Michaela believes that tech can be a vital tool for helping students express creativity, explore their identities, and pursue their passions. Girls Who Code puts community at the heart of their curriculum, encouraging students to support each other within and beyond the classroom. They facilitate connection through Discord servers, and students participate in synchronous “Sisterhood Activities,” all of which allows them to get to know each other beyond just computer science. These efforts, says Michaela, “make students feel comfortable bringing their whole selves, taking risks, and learning from mistakes on their CS journeys.”

She’s also intentional about recruiting students from marginalized groups (BIPOC students, girls and nonbinary students, English-language learners, etc.) and strives to build curricula that reflect the myriad identities of CS students. Within Girls Who Code, Michaela works to build her team’s expertise in culturally responsive teaching, and she co-led her organization’s implementation of NYU Steinhardt’s Culturally Responsive Curriculum Scorecard and the Kapor Center’s Culturally Responsive-Sustaining Computer Science Framework. To ensure that student and teacher voices are reflected in her work, she is currently leading a community research project to solicit curriculum feedback from past and present Girls Who Code participants. Armed with this feedback, she’ll be able to make sure that she’s developing engaging curricula with real-world relevance for the students she serves.

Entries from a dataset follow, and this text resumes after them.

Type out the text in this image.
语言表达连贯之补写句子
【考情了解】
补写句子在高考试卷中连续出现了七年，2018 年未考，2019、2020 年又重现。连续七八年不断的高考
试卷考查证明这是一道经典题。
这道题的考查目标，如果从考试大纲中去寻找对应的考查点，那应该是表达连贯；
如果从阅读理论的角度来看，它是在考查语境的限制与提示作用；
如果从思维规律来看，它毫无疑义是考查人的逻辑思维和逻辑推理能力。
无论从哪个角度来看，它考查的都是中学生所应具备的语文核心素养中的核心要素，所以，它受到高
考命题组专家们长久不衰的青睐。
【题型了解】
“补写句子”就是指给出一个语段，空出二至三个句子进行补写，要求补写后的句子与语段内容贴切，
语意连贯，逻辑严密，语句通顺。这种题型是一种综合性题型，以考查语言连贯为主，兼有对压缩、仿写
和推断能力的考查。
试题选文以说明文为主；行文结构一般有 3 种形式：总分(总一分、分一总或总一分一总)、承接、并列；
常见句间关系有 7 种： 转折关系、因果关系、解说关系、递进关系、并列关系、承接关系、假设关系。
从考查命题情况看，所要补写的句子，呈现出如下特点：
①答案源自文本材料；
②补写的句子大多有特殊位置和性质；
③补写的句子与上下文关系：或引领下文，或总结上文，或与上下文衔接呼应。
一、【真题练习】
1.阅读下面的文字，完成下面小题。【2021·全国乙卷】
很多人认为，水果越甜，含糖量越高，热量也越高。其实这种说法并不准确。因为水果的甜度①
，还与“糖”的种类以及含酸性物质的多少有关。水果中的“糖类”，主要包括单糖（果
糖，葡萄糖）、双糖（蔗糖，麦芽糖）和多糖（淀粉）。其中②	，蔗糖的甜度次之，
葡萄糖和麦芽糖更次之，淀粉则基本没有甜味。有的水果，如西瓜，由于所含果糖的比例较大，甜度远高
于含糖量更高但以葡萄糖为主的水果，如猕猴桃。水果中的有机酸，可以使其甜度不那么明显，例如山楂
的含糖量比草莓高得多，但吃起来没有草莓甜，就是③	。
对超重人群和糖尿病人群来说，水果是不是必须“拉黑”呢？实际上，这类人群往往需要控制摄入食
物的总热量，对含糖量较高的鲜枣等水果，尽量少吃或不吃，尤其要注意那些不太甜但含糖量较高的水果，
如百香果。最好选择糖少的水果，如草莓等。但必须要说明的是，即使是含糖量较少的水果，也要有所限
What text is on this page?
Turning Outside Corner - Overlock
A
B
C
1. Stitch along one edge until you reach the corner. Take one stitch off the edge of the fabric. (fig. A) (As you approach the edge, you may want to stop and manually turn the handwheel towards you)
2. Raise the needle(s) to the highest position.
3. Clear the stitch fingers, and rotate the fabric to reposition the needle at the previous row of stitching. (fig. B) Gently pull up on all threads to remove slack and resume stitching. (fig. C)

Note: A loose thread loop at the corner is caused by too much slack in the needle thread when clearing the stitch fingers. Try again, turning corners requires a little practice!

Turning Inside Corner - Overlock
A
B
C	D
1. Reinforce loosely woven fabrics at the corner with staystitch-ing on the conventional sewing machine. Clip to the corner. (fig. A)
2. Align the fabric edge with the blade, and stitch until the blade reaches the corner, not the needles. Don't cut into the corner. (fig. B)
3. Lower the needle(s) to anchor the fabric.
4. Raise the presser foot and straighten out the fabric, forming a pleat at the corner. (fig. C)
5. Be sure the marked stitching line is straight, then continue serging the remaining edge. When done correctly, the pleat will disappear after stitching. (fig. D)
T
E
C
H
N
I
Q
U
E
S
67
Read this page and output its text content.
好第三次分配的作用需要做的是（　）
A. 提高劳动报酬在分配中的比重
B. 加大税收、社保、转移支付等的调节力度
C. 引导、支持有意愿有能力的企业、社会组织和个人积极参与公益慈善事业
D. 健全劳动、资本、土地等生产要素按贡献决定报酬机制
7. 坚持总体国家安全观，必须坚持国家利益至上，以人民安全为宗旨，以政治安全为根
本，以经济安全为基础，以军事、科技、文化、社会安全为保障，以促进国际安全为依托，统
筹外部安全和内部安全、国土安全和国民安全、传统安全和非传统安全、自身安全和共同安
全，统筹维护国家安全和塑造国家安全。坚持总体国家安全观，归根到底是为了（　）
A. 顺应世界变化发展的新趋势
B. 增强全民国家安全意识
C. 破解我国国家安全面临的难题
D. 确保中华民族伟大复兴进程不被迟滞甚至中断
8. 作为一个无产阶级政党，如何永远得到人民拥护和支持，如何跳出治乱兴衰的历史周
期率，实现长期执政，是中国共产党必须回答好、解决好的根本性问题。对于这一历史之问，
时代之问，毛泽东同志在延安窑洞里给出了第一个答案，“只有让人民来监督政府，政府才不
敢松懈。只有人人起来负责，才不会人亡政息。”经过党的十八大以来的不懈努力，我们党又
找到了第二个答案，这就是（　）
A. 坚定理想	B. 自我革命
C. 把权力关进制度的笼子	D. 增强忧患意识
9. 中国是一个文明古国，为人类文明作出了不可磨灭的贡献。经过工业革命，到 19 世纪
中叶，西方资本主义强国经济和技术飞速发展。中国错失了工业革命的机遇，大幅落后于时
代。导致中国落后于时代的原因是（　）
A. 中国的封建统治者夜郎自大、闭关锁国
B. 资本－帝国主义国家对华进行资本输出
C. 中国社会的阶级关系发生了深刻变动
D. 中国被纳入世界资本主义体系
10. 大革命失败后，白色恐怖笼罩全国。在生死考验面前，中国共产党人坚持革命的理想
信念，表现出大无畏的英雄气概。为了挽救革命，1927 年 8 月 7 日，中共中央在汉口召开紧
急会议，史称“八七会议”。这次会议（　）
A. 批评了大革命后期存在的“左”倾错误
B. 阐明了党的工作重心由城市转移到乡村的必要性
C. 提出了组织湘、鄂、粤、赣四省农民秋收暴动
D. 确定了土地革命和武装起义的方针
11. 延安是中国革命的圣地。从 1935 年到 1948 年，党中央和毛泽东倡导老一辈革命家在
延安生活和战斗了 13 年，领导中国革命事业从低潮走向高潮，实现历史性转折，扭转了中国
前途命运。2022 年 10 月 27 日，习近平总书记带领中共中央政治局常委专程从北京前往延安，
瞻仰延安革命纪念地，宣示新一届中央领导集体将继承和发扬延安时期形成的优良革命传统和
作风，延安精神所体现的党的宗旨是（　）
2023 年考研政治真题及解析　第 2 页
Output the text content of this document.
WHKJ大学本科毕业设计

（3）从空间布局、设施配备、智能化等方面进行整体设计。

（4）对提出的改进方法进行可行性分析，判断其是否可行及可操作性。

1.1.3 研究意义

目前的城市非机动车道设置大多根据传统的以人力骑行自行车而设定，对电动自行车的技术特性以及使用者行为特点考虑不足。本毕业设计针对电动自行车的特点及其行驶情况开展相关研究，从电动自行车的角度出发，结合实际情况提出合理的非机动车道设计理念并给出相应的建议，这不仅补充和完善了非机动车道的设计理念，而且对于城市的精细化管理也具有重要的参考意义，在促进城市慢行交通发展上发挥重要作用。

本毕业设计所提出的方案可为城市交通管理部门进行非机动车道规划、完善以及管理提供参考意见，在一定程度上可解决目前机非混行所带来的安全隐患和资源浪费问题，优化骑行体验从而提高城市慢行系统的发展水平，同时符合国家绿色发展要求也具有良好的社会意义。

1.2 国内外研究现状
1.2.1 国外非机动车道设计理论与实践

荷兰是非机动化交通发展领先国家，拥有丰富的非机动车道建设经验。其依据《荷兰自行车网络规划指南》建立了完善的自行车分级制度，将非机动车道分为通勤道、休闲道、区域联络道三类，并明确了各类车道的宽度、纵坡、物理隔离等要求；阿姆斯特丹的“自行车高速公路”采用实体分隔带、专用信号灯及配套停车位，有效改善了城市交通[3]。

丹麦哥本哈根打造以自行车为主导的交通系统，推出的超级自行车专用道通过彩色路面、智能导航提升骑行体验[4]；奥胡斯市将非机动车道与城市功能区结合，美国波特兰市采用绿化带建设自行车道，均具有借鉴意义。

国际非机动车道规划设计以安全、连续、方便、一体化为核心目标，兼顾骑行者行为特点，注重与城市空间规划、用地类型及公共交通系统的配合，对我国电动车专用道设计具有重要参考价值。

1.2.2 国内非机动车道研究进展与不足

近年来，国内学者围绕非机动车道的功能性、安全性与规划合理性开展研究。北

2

In all she does, Michaela prioritizes values-focused CS education. Her cybersecurity and data science courses are designed to be self-paced to accommodate students’ different schedules and responsibilities. Both courses ask students to reflect on the biases that exist in creating tech, and the cybersecurity course highlights organizations that work to make the field more equitable. It also asks students to consider security risks in their own communities, including the impact of different socioeconomic levels on cybersecurity, and to offer advice to those communities on how to stay cyber-safe.

When students can draw connections between CS and their own lives, they’re more likely to persist in the field, and to feel that all-important sense of belonging in tech. Michaela says, “It’s crucial for students to not only learn about the technical concepts of CS, but also the ethical side and how representation and diversity affects the designs of the technologies that shape our society.”

Michaela loves her work but notes that she “misses the opportunity to develop relationships on the ground with teachers and students.” In her time as a CSTA Equity Fellow, she’s eager to connect with classroom teachers to learn about the challenges they’re facing, so that she can support them more effectively in her role as curriculum developer. “We all know that lesson plans don’t always go exactly as planned,” she points out, and she looks forward to learning about the supports and resources teachers and students need to continue growing in their computer science journeys.

In service of this goal, she’d love to create resources and guidance to help CS teachers create a community of debuggers. She believes that such a community would help students and teachers to learn from each other and accept mistakes as a vital step in the problem-solving process. She would like to find ways to co-create CS activities alongside students, incorporating student identity and social justice concepts along the way. Finally, she’s eager to explore alternative histories of computer science, creating activities and exercises that can reimagine technology to be more inclusive to all students and communities.

“True equity can only be achieved through collaboration of diverse voices and perspectives,” says Michaela. “My dream is for every student to feel empowered to shape our technologies to create more inclusive and equitable designs and, therefore, a more inclusive and equitable world.”